The Office for National Statistics said the consumer price index rose at an annual rate of 6.2 per cent in February, up from 5.5 per cent in January and the highest rate since 1992. The monthly rise of 0.8 per cent between January and February was the fastest since 2009. Economists in a Reuters poll had predicted 5.9 per cent.
The recent surge has been driven by soaring global prices for energy, petrol, food and durable goods: the ONS said the biggest factors driving the February increase came from transport, furniture and household goods. Prices for clothing rose especially rapidly in February, but food inflation also picked up to an annual rate of 5.1 per cent
Yael Selfin, economist at KPMG, said the figures confirmed a “worsening squeeze on consumer incomes” that could force the chancellor to do more to shield those most affected, and add to pressure on the Bank of England to raise interest rates.

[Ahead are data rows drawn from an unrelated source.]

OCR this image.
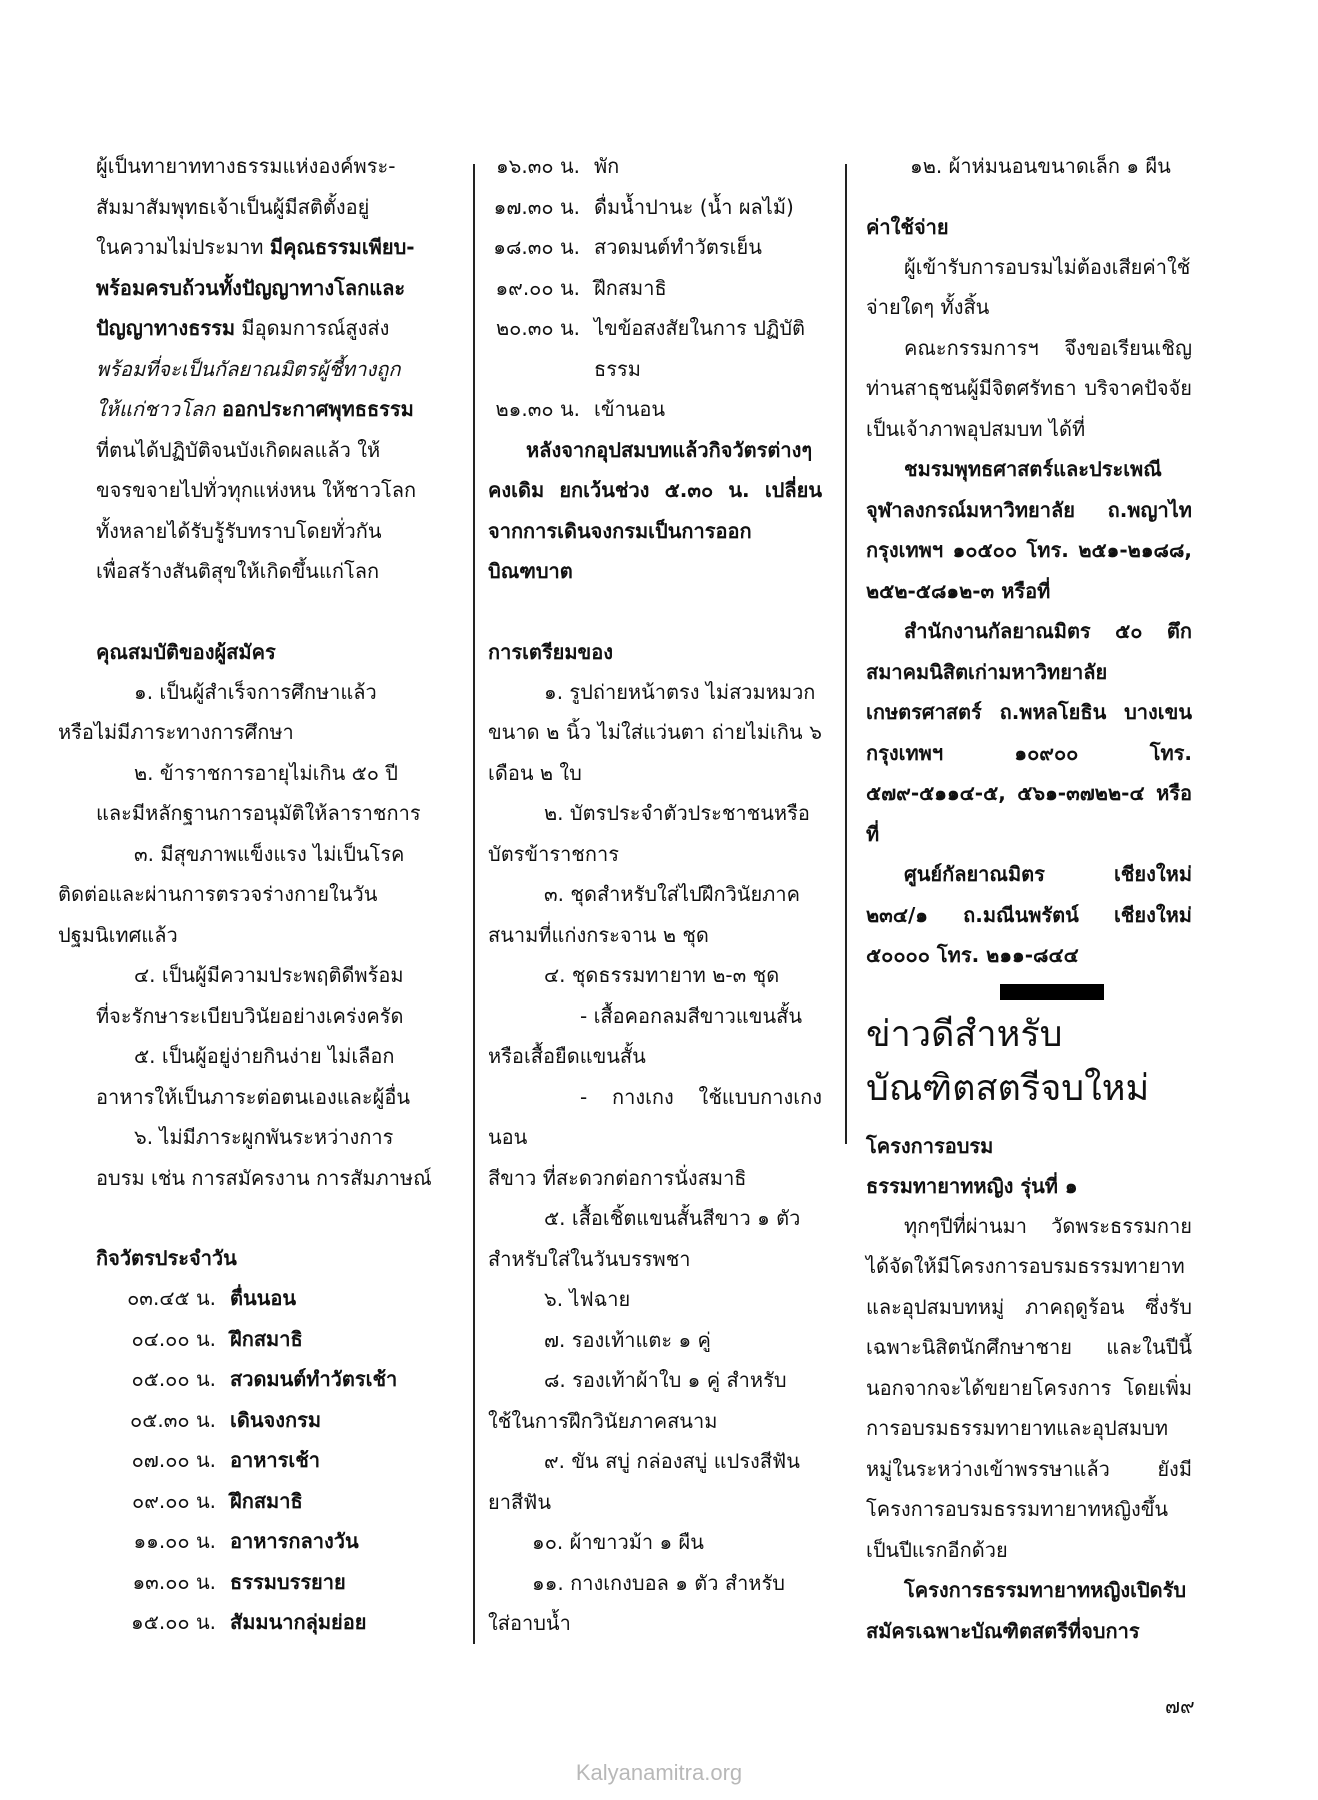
ผู้เป็นทายาททางธรรมแห่งองค์พระ-

สัมมาสัมพุทธเจ้าเป็นผู้มีสติตั้งอยู่

ในความไม่ประมาท มีคุณธรรมเพียบ-

พร้อมครบถ้วนทั้งปัญญาทางโลกและ

ปัญญาทางธรรม มีอุดมการณ์สูงส่ง

พร้อมที่จะเป็นกัลยาณมิตรผู้ชี้ทางถูก

ให้แก่ชาวโลก ออกประกาศพุทธธรรม

ที่ตนได้ปฏิบัติจนบังเกิดผลแล้ว ให้

ขจรขจายไปทั่วทุกแห่งหน ให้ชาวโลก

ทั้งหลายได้รับรู้รับทราบโดยทั่วกัน

เพื่อสร้างสันติสุขให้เกิดขึ้นแก่โลก

คุณสมบัติของผู้สมัคร

๑. เป็นผู้สำเร็จการศึกษาแล้ว
หรือไม่มีภาระทางการศึกษา

๒. ข้าราชการอายุไม่เกิน ๕๐ ปี
และมีหลักฐานการอนุมัติให้ลาราชการ

๓. มีสุขภาพแข็งแรง ไม่เป็นโรค
ติดต่อและผ่านการตรวจร่างกายในวัน ปฐมนิเทศแล้ว

๔. เป็นผู้มีความประพฤติดีพร้อม
ที่จะรักษาระเบียบวินัยอย่างเคร่งครัด

๕. เป็นผู้อยู่ง่ายกินง่าย ไม่เลือก
อาหารให้เป็นภาระต่อตนเองและผู้อื่น

๖. ไม่มีภาระผูกพันระหว่างการ
อบรม เช่น การสมัครงาน การสัมภาษณ์

กิจวัตรประจำวัน
๐๓.๔๕ น. ตื่นนอน
๐๔.๐๐ น. ฝึกสมาธิ
๐๕.๐๐ น. สวดมนต์ทำวัตรเช้า
๐๕.๓๐ น. เดินจงกรม
๐๗.๐๐ น. อาหารเช้า
๐๙.๐๐ น. ฝึกสมาธิ
๑๑.๐๐ น. อาหารกลางวัน
๑๓.๐๐ น. ธรรมบรรยาย
๑๕.๐๐ น. สัมมนากลุ่มย่อย
๑๖.๓๐ น. พัก
๑๗.๓๐ น. ดื่มน้ำปานะ (น้ำ ผลไม้)
๑๘.๓๐ น. สวดมนต์ทำวัตรเย็น
๑๙.๐๐ น. ฝึกสมาธิ
๒๐.๓๐ น. ไขข้อสงสัยในการ ปฏิบัติธรรม
๒๑.๓๐ น. เข้านอน

หลังจากอุปสมบทแล้วกิจวัตรต่างๆ คงเดิม ยกเว้นช่วง ๕.๓๐ น. เปลี่ยนจากการเดินจงกรมเป็นการออกบิณฑบาต

การเตรียมของ

๑. รูปถ่ายหน้าตรง ไม่สวมหมวก
ขนาด ๒ นิ้ว ไม่ใส่แว่นตา ถ่ายไม่เกิน ๖ เดือน ๒ ใบ

๒. บัตรประจำตัวประชาชนหรือ
บัตรข้าราชการ

๓. ชุดสำหรับใส่ไปฝึกวินัยภาค
สนามที่แก่งกระจาน ๒ ชุด

๔. ชุดธรรมทายาท ๒-๓ ชุด

- เสื้อคอกลมสีขาวแขนสั้น
หรือเสื้อยืดแขนสั้น

- กางเกง ใช้แบบกางเกงนอน
สีขาว ที่สะดวกต่อการนั่งสมาธิ

๕. เสื้อเชิ้ตแขนสั้นสีขาว ๑ ตัว
สำหรับใส่ในวันบรรพชา

๖. ไฟฉาย

๗. รองเท้าแตะ ๑ คู่

๘. รองเท้าผ้าใบ ๑ คู่ สำหรับ
ใช้ในการฝึกวินัยภาคสนาม

๙. ขัน สบู่ กล่องสบู่ แปรงสีฟัน
ยาสีฟัน

๑๐. ผ้าขาวม้า ๑ ผืน

๑๑. กางเกงบอล ๑ ตัว สำหรับ
ใส่อาบน้ำ

๑๒. ผ้าห่มนอนขนาดเล็ก ๑ ผืน

ค่าใช้จ่าย

ผู้เข้ารับการอบรมไม่ต้องเสียค่าใช้จ่ายใดๆ ทั้งสิ้น

คณะกรรมการฯ จึงขอเรียนเชิญท่านสาธุชนผู้มีจิตศรัทธา บริจาคปัจจัยเป็นเจ้าภาพอุปสมบท ได้ที่

ชมรมพุทธศาสตร์และประเพณีจุฬาลงกรณ์มหาวิทยาลัย ถ.พญาไท กรุงเทพฯ ๑๐๕๐๐ โทร. ๒๕๑-๒๑๘๘, ๒๕๒-๕๘๑๒-๓ หรือที่

สำนักงานกัลยาณมิตร ๕๐ ตึกสมาคมนิสิตเก่ามหาวิทยาลัยเกษตรศาสตร์ ถ.พหลโยธิน บางเขน กรุงเทพฯ ๑๐๙๐๐ โทร. ๕๗๙-๕๑๑๔-๕, ๕๖๑-๓๗๒๒-๔ หรือที่

ศูนย์กัลยาณมิตร เชียงใหม่ ๒๓๔/๑ ถ.มณีนพรัตน์ เชียงใหม่ ๕๐๐๐๐ โทร. ๒๑๑-๘๔๔

ข่าวดีสำหรับ
บัณฑิตสตรีจบใหม่
โครงการอบรม
ธรรมทายาทหญิง รุ่นที่ ๑

ทุกๆปีที่ผ่านมา วัดพระธรรมกายได้จัดให้มีโครงการอบรมธรรมทายาท และอุปสมบทหมู่ ภาคฤดูร้อน ซึ่งรับเฉพาะนิสิตนักศึกษาชาย และในปีนี้นอกจากจะได้ขยายโครงการ โดยเพิ่มการอบรมธรรมทายาทและอุปสมบทหมู่ในระหว่างเข้าพรรษาแล้ว ยังมีโครงการอบรมธรรมทายาทหญิงขึ้นเป็นปีแรกอีกด้วย

โครงการธรรมทายาทหญิงเปิดรับสมัครเฉพาะบัณฑิตสตรีที่จบการ

๗๙
Kalyanamitra.org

Kitty Ussher, chief economist at the Institute of Directors, said the data showed rising inflation was now “hard-wired into routine business decisions”, adding to uncertainties and leaving households reliant on benefits with their incomes lagging far behind prices.
February’s CPI reading is higher than analysts had expected but inflation is set to rise even more sharply in April, when regulated energy prices will jump. The Bank of England warned last week that CPI would rise above 8 per cent by June and could reach double digits towards the end of the year if Russia’s invasion of Ukraine kept global energy prices at elevated levels.
Jack Leslie, senior economist at the Resolution Foundation, said February’s figures were “a foretaste of the huge income squeeze coming”, which would be a “complete disaster for living standards”.
Sunak will promise to “stand by” families hit by rising living costs when he publishes economic forecasts alongside today’s Spring Statement, with measures likely to include a cut in fuel duty.
But he is unlikely to use all the headroom afforded him by a recent recovery in the public finances, because the Treasury is nervous that higher inflation and interest rates will raise the cost of servicing government debt more than it will boost tax revenues in the coming year. About £500bn of debt payments are linked to the legacy RPI measure of inflation, which rose to 8.2 per cent in February.